Truth and Photography

I have been thinking about truth and photography, and the evolution of their relationship to one another.  In the Victorian age it seemed that the two were inextricable; that this new way of creating images from life was more exact and more reliable than anything else available in the time period.  Arthur Conan Doyle is a prime example here, when thinking about the blind faith bestowed upon photographic images and their representation of reality.

And yet – in our own time period, photography has become highly controversial.  Photoshop happened.  The reality of a photograph is just as subject to doubt as the reality of painting.  Just think of the Photo Booth computer program, where you can distort your own image to your heart’s content.  No longer is photography associated with truth in the same way.  A photograph proves nothing now, whereas then it proved everything.

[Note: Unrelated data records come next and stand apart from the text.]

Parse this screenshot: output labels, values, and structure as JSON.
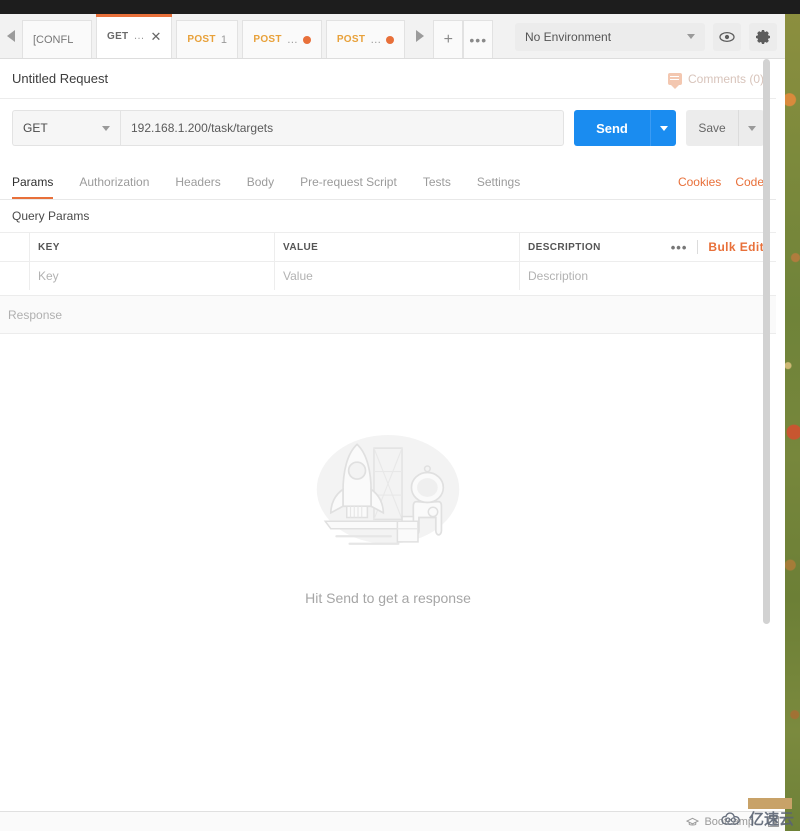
{
  "tabbar": {
    "scroll_left_icon": "arrow-left-icon",
    "scroll_right_icon": "arrow-right-icon",
    "new_tab_label": "+",
    "more_label": "•••",
    "tabs": [
      {
        "label": "[CONFL",
        "verb": "",
        "active": false,
        "dirty": false
      },
      {
        "label": "…",
        "verb": "GET",
        "active": true,
        "dirty": false,
        "close": "✕"
      },
      {
        "label": "1",
        "verb": "POST",
        "active": false,
        "dirty": false
      },
      {
        "label": "…",
        "verb": "POST",
        "active": false,
        "dirty": true
      },
      {
        "label": "…",
        "verb": "POST",
        "active": false,
        "dirty": true
      }
    ]
  },
  "environment": {
    "selected": "No Environment",
    "eye_icon": "eye-icon",
    "settings_icon": "gear-icon"
  },
  "request": {
    "title": "Untitled Request",
    "comments_label": "Comments (0)",
    "method": "GET",
    "url": "192.168.1.200/task/targets",
    "send_label": "Send",
    "save_label": "Save"
  },
  "subtabs": {
    "items": [
      {
        "label": "Params",
        "active": true
      },
      {
        "label": "Authorization",
        "active": false
      },
      {
        "label": "Headers",
        "active": false
      },
      {
        "label": "Body",
        "active": false
      },
      {
        "label": "Pre-request Script",
        "active": false
      },
      {
        "label": "Tests",
        "active": false
      },
      {
        "label": "Settings",
        "active": false
      }
    ],
    "cookies_label": "Cookies",
    "code_label": "Code"
  },
  "params": {
    "section_label": "Query Params",
    "columns": [
      "KEY",
      "VALUE",
      "DESCRIPTION"
    ],
    "rows": [
      {
        "key": "Key",
        "value": "Value",
        "description": "Description"
      }
    ],
    "more_label": "•••",
    "bulk_edit_label": "Bulk Edit"
  },
  "response": {
    "label": "Response",
    "empty_message": "Hit Send to get a response",
    "illustration": "rocket-astronaut-illustration"
  },
  "statusbar": {
    "bootcamp_label": "Bootcamp",
    "bootcamp_icon": "graduation-cap-icon",
    "panel_icon": "layout-panel-icon"
  },
  "watermark": {
    "text": "亿速云",
    "icon": "cloud-logo-icon"
  },
  "colors": {
    "accent_orange": "#e8703a",
    "send_blue": "#1a8cf0",
    "post_amber": "#e8a13a"
  }
}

Now that we have video and audio technology, the truth of a photograph pales in comparison.  We have upgraded our technology, and the reality of a still image seems single faceted when set against a moving, speaking video clip.  It makes me wonder what the next frontier of truth will be – what could possibly move us closer to a representation of reality than video technology?

In the end, all of these things are representations.  The truth of an image, of a sound, of a video, is subjective, no matter how refined the technology is.  Then again, every experience we have is filtered through our own perception – is there a difference?  Is the reality we experience just as removed from truth as an image?